Salute was laid down on 17 March 1953 by the Luders Marine Construction Co., Stamford, Connecticut; launched on 14 August 1954; sponsored by Mrs. Frederick A. Edwards; reclassified MSO-470 on 7 February 1955; and commissioned on 4 May 1955.

==Service history==
Based at Charleston, South Carolina, Salute provided minesweeping services along the U.S. East Coast, in the Caribbean, and in the Mediterranean from 1955 to 1970. Duty with the 6th Fleet took her to the Mediterranean six times during this period.

=== Search for lost H-Bomb off Spain ===
In March 1966, Salute used special equipment to aid in the search off the Spanish coast for an H-bomb lost in waters off Palomares after a mid-air bomber collision. In May 1967, she received visitors on board while at the world's fair at Montreal, Canada.
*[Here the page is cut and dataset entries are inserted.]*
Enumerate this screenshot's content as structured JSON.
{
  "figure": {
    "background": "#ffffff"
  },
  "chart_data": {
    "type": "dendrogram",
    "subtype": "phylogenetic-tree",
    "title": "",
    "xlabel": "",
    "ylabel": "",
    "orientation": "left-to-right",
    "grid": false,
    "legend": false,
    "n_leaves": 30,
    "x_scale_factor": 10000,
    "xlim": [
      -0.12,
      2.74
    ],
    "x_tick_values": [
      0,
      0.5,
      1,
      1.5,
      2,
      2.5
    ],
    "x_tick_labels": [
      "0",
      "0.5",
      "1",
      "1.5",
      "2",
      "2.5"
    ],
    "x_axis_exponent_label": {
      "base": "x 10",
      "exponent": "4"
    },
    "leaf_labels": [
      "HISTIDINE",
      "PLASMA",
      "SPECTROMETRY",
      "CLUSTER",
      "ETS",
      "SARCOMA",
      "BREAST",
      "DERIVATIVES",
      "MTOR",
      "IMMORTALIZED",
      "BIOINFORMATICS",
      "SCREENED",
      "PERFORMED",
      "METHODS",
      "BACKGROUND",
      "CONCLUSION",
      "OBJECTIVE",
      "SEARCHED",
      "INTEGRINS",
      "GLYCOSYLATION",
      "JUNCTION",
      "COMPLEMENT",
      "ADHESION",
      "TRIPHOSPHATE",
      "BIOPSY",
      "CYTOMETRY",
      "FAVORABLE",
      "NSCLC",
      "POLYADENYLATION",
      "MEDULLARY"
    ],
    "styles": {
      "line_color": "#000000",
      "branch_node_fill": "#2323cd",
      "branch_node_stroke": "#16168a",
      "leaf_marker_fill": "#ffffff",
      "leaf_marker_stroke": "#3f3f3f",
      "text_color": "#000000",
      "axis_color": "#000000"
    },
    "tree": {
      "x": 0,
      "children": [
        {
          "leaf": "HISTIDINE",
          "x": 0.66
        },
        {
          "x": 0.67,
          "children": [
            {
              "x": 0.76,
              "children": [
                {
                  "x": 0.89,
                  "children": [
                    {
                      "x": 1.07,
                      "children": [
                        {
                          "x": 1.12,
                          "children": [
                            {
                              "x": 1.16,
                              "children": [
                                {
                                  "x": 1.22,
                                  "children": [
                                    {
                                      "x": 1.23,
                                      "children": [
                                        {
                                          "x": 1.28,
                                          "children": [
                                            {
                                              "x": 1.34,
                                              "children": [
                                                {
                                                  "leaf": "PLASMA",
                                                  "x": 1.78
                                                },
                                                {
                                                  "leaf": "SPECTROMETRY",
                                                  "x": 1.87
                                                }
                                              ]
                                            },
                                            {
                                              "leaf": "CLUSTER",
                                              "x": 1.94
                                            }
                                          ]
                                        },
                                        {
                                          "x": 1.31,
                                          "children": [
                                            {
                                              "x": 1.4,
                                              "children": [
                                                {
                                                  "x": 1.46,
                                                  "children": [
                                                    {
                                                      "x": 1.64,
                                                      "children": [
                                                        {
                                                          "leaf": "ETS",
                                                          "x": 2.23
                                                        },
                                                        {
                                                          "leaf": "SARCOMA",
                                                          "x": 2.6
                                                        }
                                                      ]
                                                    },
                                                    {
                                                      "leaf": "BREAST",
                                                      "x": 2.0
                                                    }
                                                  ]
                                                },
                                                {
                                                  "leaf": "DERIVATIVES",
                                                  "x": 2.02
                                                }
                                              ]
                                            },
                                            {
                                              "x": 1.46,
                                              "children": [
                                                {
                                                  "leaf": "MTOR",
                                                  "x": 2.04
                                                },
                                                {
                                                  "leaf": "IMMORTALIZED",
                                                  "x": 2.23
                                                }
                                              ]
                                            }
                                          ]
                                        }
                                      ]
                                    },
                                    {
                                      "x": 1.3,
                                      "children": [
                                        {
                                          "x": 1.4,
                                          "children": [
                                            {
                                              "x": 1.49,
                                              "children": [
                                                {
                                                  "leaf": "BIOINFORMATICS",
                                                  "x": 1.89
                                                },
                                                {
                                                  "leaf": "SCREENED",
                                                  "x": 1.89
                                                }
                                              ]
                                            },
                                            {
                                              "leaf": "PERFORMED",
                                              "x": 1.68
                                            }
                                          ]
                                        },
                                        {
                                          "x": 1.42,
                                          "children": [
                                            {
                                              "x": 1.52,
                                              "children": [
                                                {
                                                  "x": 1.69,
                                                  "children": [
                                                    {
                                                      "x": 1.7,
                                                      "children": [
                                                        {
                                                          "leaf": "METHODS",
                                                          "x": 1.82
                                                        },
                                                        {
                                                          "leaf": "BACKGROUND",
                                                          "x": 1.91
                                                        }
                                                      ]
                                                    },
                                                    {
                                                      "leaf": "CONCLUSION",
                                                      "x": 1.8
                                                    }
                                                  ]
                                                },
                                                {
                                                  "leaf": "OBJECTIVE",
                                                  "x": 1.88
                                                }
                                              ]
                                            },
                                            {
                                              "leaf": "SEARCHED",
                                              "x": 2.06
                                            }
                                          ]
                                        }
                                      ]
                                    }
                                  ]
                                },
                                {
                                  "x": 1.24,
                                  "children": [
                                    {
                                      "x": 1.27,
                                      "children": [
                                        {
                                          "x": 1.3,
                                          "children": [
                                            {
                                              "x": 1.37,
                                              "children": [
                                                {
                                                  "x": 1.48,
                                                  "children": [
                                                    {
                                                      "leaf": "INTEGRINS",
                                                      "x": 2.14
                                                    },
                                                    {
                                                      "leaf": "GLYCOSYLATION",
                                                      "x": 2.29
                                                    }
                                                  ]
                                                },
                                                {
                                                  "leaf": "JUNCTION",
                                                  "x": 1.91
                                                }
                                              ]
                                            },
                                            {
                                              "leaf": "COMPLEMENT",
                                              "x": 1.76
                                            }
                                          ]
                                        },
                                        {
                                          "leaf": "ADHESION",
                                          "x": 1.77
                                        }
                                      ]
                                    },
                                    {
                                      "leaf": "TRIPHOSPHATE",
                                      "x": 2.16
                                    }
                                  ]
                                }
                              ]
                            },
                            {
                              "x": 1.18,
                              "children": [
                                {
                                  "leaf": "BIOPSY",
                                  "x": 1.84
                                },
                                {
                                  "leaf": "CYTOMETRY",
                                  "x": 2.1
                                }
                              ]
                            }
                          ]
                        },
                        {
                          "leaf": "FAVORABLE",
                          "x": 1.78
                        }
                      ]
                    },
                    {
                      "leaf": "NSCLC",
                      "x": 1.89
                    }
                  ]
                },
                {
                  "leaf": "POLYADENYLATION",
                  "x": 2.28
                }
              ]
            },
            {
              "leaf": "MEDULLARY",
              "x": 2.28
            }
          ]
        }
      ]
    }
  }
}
=== Inactivity and decommissioning ===
She remained active in the U.S. Atlantic Fleet until decommissioned on 15 May 1970 for mine warfare conversion. However, on 16 October, her conversion was cancelled; she was struck from the Navy list on 1 February 1971 and was sold for scrapping in August to Charles Gural of Rahway, New Jersey for $1,700.